One limitation of the present study is the fact that HRQL was not measured prospectively before and after institution of NPPV. However, longitudinal studies including patients with CRF due to COPD have been conducted in the past that indicate only minor changes following NPPV [3, 7, 9, 10]. The study by Sivasothy and coworkers [10] used the SF-36 prospectively and observed significant improvements only in one of the eight SF-36 domains (Role-Physical). In addition, SF-36 HRQL improved in one domain (Vitality) following the institution of NPPV in patients with amyotrophic lateral sclerosis, and here NPPV did not cause any reduction in HRQL despite disease progression [11]. It remains unclear, however, whether changes in HRQL are slight due to the nature of the disease or due to the non-condition-specific instruments applied which might be not sensitive enough to detect changes in HRQL. Although it has been shown that changes in HRQL in patients with CRF can be assessed by using the SF-36 [37, 38], it has been pointed out that disease-specific instruments are most sensitive and most appropriate for clinical trials in which specific therapeutic interventions are being evaluated [12]. Therefore, we suggest that the SF-36, as administered in the present study, is appropriate for cross-sectional studies including patients receiving NPPV and comparing patients with various health statuses or diseases, but that changes in HRQL following establishment of NPPV and ventilator-associated impairment of health status may be assessed more precisely using disease-specific instruments. Therefore, we have additionally developed and validated a new questionnaire during the present study which has been specifically designed to measure HRQL in patients with severe respiratory insufficiency receiving NPPV, the Severe Respiratory Insufficiency (SRI) Questionnaire [24] (Windisch et al., in preparation).
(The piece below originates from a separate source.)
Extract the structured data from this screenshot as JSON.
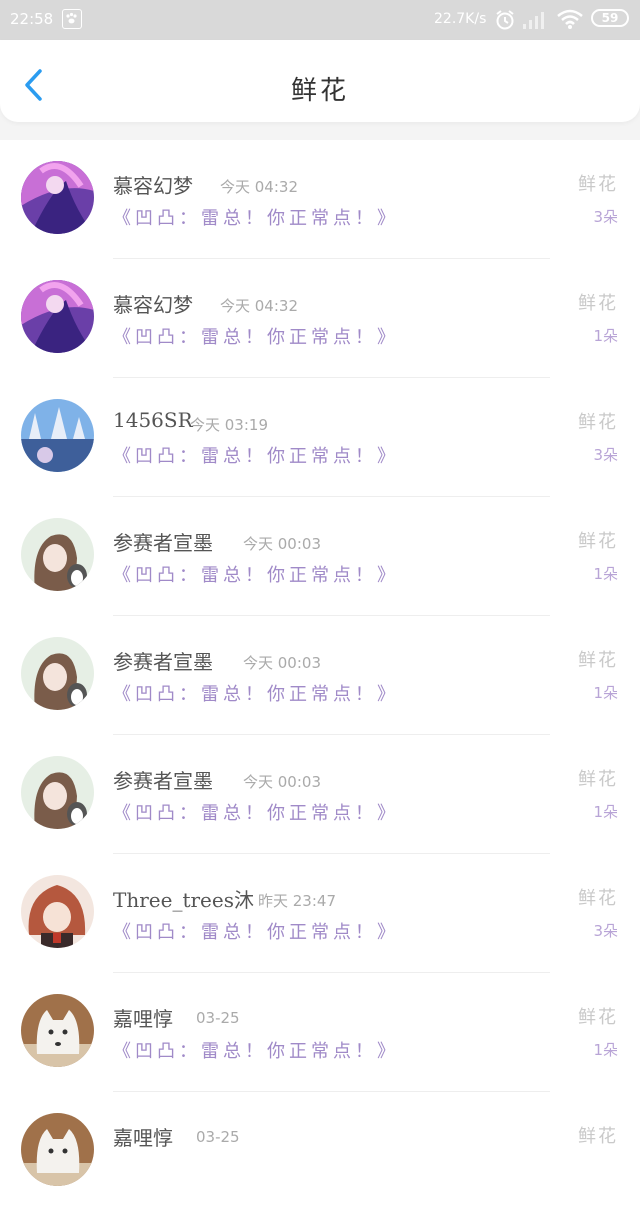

We believe that this questionnaire is suitable for future studies aiming at prospective evaluation of changes in HRQL following the institution of NPPV. In addition, a new, validated, and practicable questionnaire has recently been introduced which was specifically developed for patients with severe CRF receiving long-term oxygen therapy or NPPV, the Maugeri Foundation Respiratory 28-item set [39]. This questionnaire is currently being used in the Quality of Life Evaluation and Survival Study (QuESS) [40].
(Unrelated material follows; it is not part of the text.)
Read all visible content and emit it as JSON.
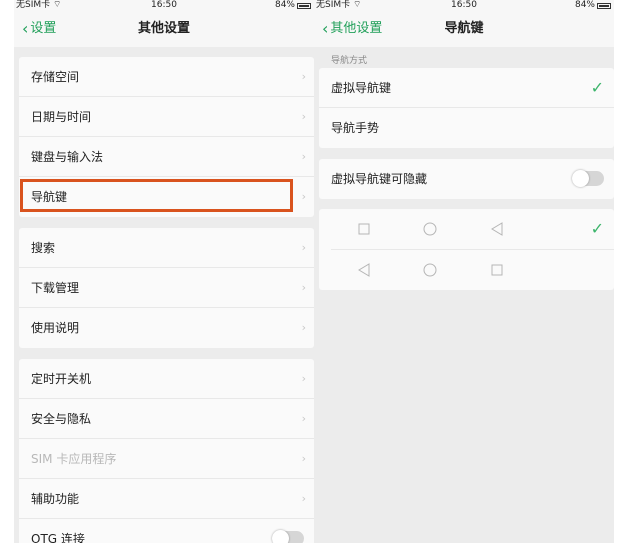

In conclusion, HRQL is significantly impaired in patients receiving NPPV compared to the general population. This is due primarily to limitations in physical health, but less to limitations in mental health, indicating that if severe physical limitation occurs in advanced respiratory disease, this does not necessarily lead to mental limitation. However, mental health is reduced more in patients with COPD than in those with kyphoscoliosis, but physical parameters were not predictive for SF-36 components, indicating that HRQL is influenced by the underlying disease, but not by physical parameters in patients receiving NPPV.